Special tokens

Question

Special tokens

KooSung opened this issue 6 months ago · comments

Nice work! Why didn't all-see-v2 add <ref> etc. to the special tokens?

WeiyunWang · Answer 1 · Mon Mar 11 2024 22:57:15 GMT+0800 (China Standard Time)

Thank you for your interest in our project.

Early experimental results indicate that adding special tokens, such as <ref>, <box>, and <rel> has only a minor impact on performance. Therefore, to maintain simplicity, we have decided not to add any special tokens.

Ko Sung · Answer 2 · Tue Mar 12 2024 11:20:44 GMT+0800 (China Standard Time)

@Weiyun1025 Thanks. Another question, during the training of the regular detection model, it is necessary to adjust the bbox based on the image preprocessing, but why is it only necessary to normalize the bbox to 0-1000 （or with square_pad) during LLM training? Qwen-VL also does this, but the reason is not explained.

WeiyunWang · Answer 3 · Wed Mar 13 2024 20:56:31 GMT+0800 (China Standard Time)

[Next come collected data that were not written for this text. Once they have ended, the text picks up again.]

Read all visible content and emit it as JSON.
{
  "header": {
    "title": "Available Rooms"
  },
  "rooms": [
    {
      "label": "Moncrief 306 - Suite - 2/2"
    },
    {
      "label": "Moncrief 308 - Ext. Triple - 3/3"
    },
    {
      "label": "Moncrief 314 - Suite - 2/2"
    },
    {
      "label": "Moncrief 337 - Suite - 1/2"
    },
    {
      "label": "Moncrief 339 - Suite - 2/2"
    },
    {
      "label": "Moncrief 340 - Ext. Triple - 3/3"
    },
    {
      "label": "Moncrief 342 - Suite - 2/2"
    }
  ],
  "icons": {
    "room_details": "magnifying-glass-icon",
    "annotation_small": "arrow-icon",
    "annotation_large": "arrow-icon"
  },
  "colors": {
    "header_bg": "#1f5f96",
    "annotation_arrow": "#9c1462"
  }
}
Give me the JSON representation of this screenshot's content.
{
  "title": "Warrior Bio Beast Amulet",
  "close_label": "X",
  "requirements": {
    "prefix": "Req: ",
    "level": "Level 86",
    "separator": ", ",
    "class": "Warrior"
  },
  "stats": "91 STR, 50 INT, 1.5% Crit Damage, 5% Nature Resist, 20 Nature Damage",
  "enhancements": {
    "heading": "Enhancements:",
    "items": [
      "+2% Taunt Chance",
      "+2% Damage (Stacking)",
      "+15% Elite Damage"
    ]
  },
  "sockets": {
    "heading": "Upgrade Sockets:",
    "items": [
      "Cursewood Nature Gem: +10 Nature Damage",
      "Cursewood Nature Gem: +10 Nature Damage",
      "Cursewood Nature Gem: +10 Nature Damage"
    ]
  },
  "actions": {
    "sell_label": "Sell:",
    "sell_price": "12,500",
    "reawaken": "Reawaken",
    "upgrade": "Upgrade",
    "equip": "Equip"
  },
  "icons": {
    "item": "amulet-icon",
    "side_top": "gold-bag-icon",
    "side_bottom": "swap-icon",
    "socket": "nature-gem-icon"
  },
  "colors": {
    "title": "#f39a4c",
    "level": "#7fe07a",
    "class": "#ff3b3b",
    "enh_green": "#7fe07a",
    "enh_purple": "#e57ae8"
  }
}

Adjusting the bboxes is necessary when data augmentation is utilized. However, we do not use any data augmentation except for image flipping, for which we preprocess the bboxes offline.

For the second question, since the input size of ASMv2 is only 336x336, a scale of 1000 is large enough. If the input size were scaled up to 2000x2000, it might be necessary to enlarge the scale.